As contas de armazém, anotadas em cadernetas, eram pagas mensalmente. Mas não havia inflação, e os preços dos produtos consumidos eram os mesmos do começo ao fim do ano.
Uma vida simples, mas tinha o seu encanto. Para comemorar os aniversários das crianças, não faltava o bolo e alguns docinhos, às vezes rapaduras partidas e enroladas em papéis de seda de diversas cores, com franjas recortadas. Davam o tom alegre à mesa.
Depois, muito tempo depois, veio a inflação, as compras a crédito, os empréstimos. Quando comprei meu primeiro carro – um dauphine – foi financiado a longo prazo. Meu irmão também trocara o seu por outro novo, nessas condições que já eram as de agora. Meu pai se assustou e disse: “Fui pobre toda a vida, mas tenho filhos milionários: eles devem milhões...” Ele tinha um grande senso de humor...
A economia mudou a partir da vontade de gastar antes de receber.
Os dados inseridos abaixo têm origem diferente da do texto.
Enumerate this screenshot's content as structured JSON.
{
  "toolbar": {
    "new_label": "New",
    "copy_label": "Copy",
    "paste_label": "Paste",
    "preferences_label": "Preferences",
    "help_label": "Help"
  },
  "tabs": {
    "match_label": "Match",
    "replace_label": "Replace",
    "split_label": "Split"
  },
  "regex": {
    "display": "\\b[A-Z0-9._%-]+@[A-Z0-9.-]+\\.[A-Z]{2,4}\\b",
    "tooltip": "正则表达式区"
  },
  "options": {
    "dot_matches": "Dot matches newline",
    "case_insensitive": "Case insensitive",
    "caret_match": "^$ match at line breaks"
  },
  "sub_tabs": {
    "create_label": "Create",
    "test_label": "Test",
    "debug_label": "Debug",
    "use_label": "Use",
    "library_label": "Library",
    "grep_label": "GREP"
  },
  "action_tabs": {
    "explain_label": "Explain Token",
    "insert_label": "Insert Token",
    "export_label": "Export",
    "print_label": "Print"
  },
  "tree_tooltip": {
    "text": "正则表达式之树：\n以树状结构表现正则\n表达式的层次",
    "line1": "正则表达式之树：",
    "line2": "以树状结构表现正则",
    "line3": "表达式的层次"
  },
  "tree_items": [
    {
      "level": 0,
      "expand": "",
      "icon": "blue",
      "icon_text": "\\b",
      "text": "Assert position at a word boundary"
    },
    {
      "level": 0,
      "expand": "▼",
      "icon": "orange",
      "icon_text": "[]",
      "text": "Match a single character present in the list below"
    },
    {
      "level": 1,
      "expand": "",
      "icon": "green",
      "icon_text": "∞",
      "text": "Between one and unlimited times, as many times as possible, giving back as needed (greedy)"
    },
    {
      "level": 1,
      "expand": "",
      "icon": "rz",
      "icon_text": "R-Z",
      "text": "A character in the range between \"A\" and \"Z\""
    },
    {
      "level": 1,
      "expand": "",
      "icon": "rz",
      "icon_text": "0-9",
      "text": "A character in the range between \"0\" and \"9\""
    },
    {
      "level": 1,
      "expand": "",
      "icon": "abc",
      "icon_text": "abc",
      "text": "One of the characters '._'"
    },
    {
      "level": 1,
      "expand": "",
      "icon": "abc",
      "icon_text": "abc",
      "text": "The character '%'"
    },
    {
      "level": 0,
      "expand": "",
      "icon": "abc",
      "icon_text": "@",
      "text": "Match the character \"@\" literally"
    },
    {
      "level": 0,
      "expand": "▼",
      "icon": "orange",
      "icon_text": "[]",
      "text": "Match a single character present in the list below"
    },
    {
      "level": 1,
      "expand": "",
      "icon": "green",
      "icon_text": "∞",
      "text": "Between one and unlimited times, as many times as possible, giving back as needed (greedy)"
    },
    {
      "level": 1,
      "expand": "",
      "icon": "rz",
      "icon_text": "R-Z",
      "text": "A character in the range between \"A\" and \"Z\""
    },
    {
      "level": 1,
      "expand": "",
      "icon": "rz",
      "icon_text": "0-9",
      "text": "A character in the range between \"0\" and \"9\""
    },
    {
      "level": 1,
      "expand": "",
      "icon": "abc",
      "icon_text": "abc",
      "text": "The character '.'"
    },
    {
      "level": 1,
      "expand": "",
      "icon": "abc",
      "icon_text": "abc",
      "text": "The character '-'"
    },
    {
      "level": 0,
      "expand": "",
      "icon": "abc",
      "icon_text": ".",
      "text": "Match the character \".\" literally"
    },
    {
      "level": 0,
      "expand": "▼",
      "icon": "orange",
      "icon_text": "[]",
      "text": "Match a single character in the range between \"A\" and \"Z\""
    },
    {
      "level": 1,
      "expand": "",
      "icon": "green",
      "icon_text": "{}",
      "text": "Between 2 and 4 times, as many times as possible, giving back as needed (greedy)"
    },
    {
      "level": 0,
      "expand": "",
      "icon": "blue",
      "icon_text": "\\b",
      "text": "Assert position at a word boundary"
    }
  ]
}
A inflação foi aumentando, aumentando. Lembro que ao preencher cheques a gente escrevia um mundo de zeros. Qualquer comprinha custava uns mil e tantos cruzeiros.
Funcionários públicos e empregados de empresas privadas, logo ao receber o salário do mês acorriam aos mercados para fazer seus mantimentos. No dia seguinte os preços já estariam mais altos, pois a maquininha não parava nunca de reajustar os valores. As despensas tornaram-se peças indispensáveis nas casas de família.
A poupança teve seus dias de glória. Os juros favoreciam do lado do cliente também, uma raridade hoje em dia. Mas veio o Collor no seu combate aos Marajás confiscando os depósitos bancários.
Veio o Real, e só tirar os zeros dos cheques já foi um alívio. Mas a moda de gastar antes de adquirir, e os desmandos dos governantes, nos trouxeram esta triste realidade: estamos falidos.
Que fazer? Começar tudo de novo. A vida é urgência. E viver é lutar.